Well, here it is, a week into camp nano, and rather than feeling like I wasn't going to get through it (as I did last year) I'm actually doing really well. A lot of this probably has something to do with a certain wordmongering friend that has been challenging me to keep my word counts up. But another part of this is the fact that everyone is actually doing camp nano, rather than last year when it fell a little flat.
Of course, because I was basing my success this year on how I did last year (I won the July round of camp nano, but only int he last weekend when I sprinted across the finish line by writing 25k words...) it's come to my attention that I simply don't have enough story left to finish out the month.
Sure, I suppose I could stretch it out. Write less words each day so that I don't type out that very last sentence until the last day of camp nano, but where's the fun in that? To know I can do it and purposely slow down just so that I'm not bored for the rest of the month? That really isn't me, something I learned my very first nano when I hit the 50k mark halfway through and decided that I couldn't stop the journey just because I'd run out of material.
Naturally, when I realized that I was about to run into the same situation (I project that this book will be completely written no later than Friday, and that's only if I take more days off like I did today) I started to worry about what I was going to do for the rest of the month.
Anyone that knows me will tell you that I think of Nano as a journey. It's not just about getting the words on the page. It's a self challenge. The only person who's going to end up disappointed in the end if you don't finish, is yourself. Of course, where you consider 'finished' is another story entirely. Going out to the write ins and meeting other authors who are struggling with the same issues as you is another part of this journey. As is all the ups and downs your characters give you.
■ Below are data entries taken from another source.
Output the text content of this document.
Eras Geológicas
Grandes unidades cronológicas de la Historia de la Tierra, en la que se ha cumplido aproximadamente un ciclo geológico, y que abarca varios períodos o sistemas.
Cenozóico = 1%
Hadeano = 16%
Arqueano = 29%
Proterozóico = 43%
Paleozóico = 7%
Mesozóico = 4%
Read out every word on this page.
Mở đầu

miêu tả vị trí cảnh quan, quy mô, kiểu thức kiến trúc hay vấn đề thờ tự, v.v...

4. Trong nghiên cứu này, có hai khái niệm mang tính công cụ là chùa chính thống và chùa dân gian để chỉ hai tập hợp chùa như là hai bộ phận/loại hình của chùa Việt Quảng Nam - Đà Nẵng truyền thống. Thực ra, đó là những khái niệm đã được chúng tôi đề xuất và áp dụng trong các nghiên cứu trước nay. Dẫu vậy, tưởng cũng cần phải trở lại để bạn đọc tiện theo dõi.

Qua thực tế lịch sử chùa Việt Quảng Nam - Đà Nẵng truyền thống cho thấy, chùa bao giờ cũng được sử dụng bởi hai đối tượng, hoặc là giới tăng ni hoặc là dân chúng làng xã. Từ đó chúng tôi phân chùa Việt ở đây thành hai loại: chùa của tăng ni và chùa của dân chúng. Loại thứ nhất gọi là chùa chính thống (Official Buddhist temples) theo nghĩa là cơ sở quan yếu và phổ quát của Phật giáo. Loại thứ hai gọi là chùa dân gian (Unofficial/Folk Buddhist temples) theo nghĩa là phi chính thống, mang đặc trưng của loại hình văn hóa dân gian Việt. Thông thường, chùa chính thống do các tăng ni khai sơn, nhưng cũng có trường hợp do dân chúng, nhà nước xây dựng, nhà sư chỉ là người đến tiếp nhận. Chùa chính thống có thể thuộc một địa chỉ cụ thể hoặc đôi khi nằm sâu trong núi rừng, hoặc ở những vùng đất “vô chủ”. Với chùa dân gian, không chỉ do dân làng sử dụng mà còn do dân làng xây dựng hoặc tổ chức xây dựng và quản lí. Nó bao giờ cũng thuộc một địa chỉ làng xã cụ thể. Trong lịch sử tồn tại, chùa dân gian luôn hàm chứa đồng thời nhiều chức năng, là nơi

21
To this day I have never heard a person say 'My nano novel went exactly the way I planned' because no matter how much time you put into plotting something is always going to come up in the middle of a word war that throws you for a loop and has you furiously trying to figure out where that little twist is going to fit into the rest of the story.
Even if my word count is done early, stopping when it's over, to me, is a little like ordering the wrong meal at a restaurant. It's food, and it's good. It will satisfy the hunger that brought you to that restaurant, but at the end of the meal, there's always something missing. That little extra something that you know you would have gotten if you'd just ordered that other meal you had been contemplating.
Nano runs for a month, and I think the experience should be a month long.
So this month, I've decided to do a little experiment. I'm going to try pantsing a novel. That's right, you heard me (or read me?). The queen of planning is going to grab a story by the horns and give it a whirl. I even have the idea picked out (one that I've looked at before and dismissed as not catching my attention suddenly jumped off the page today and shouted out an idea that makes it so much more interesting than it was before).
Wish me luck! As soon as I finish Pandora a new novel will be written, and I don't know what's going to happen. As a good friend told me, it's time to jump off the cliff with my eyes closed. No seeing where I'm going, no aiming for the soft bushes. It's time I landed in the wild roses and got skewered by thousands of tiny thorns.